From the MCP specification, MCP servers expose resources (data you can read) and tools (actions you can take). Well-designed servers return focused results. If you are building your own MCP server, keep responses lean. Return what was asked for, nothing more.
What should you actually do?
- If you have a SQLite project (like the crypto dashboard from earlier chapters): connect it now. Schema exploration and data analysis from your terminal is useful immediately.
- If you have a PostgreSQL production database: create the read-only user first, then connect. Start with schema exploration before running data queries.
- If you want both database and file analysis: add the filesystem MCP server alongside the database server. Claude Code can cross-reference data, code, and documentation in a single conversation.
{
"mcpServers": {
"sqlite": {
"command": "mcp-server-sqlite",
"args": ["--db", "./data/app.db"]
},
"filesystem": {
"command": "mcp-server-filesystem",
"args": ["--root", "/path/to/your/project"]
}
}
}
PII warning: Never query tables containing PII (emails, SSNs, payment info) in a Claude session. Query results enter the conversation context and may be included in API logs.
bottom_line
- MCP turns Claude Code from a code editor into a development platform. It can see your files, query your data, and cross-reference both in a single conversation.

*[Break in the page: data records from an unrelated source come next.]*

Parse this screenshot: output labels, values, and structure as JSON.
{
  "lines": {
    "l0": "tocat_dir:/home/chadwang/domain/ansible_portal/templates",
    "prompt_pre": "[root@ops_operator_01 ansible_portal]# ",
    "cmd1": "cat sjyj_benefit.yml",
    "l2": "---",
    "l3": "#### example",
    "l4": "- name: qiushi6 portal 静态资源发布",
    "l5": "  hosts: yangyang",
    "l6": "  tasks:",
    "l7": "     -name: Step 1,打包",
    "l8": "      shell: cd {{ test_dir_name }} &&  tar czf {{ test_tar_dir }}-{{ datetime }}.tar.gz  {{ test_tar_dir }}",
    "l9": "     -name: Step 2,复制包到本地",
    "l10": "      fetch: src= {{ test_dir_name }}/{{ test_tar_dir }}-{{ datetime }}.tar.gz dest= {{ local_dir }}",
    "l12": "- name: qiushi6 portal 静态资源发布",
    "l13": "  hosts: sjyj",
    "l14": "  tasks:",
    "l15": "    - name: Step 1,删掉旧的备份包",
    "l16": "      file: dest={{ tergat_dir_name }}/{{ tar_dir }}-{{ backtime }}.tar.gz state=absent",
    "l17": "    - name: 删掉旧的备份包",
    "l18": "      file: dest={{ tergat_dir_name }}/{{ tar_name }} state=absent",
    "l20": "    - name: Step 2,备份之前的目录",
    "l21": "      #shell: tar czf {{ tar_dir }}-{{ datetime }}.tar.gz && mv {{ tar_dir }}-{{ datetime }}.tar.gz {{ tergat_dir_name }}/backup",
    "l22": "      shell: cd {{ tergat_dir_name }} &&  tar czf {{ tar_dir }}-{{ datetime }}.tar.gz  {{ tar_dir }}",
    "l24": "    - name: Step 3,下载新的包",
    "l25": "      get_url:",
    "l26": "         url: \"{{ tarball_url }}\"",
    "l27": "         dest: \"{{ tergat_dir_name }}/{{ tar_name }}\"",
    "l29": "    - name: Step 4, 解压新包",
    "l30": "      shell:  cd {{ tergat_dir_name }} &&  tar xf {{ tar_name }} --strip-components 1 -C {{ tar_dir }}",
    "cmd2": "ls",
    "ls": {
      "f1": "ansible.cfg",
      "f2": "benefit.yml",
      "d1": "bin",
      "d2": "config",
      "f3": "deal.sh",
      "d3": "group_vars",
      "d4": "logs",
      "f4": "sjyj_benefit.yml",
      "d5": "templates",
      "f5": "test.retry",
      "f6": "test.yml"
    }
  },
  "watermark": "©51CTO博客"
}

- Always connect databases with a read-only user. No exceptions. Write access in an AI tool is begging for a production incident.
- The most valuable MCP workflow is not running queries. It is cross-referencing your database schema with your codebase to find inconsistencies that manual review misses.
Frequently Asked Questions
Does Claude Code see my database credentials?+
No. The MCP server handles authentication. Claude Code talks to the MCP server, which connects to your database using the credentials you configured. Claude Code never sees the connection string directly.
Can Claude Code write to my database through MCP?+
It can if you configure it that way, but you should not. Always connect with a read-only database user. A write-capable connection in an AI tool is a production incident waiting to happen.
How much context does a database query use?+
MCP servers return focused results, not entire tables. A schema query or a SELECT with a LIMIT uses minimal context. The efficiency matters because every token spent on irrelevant data is a token that cannot be used for reasoning about your problem.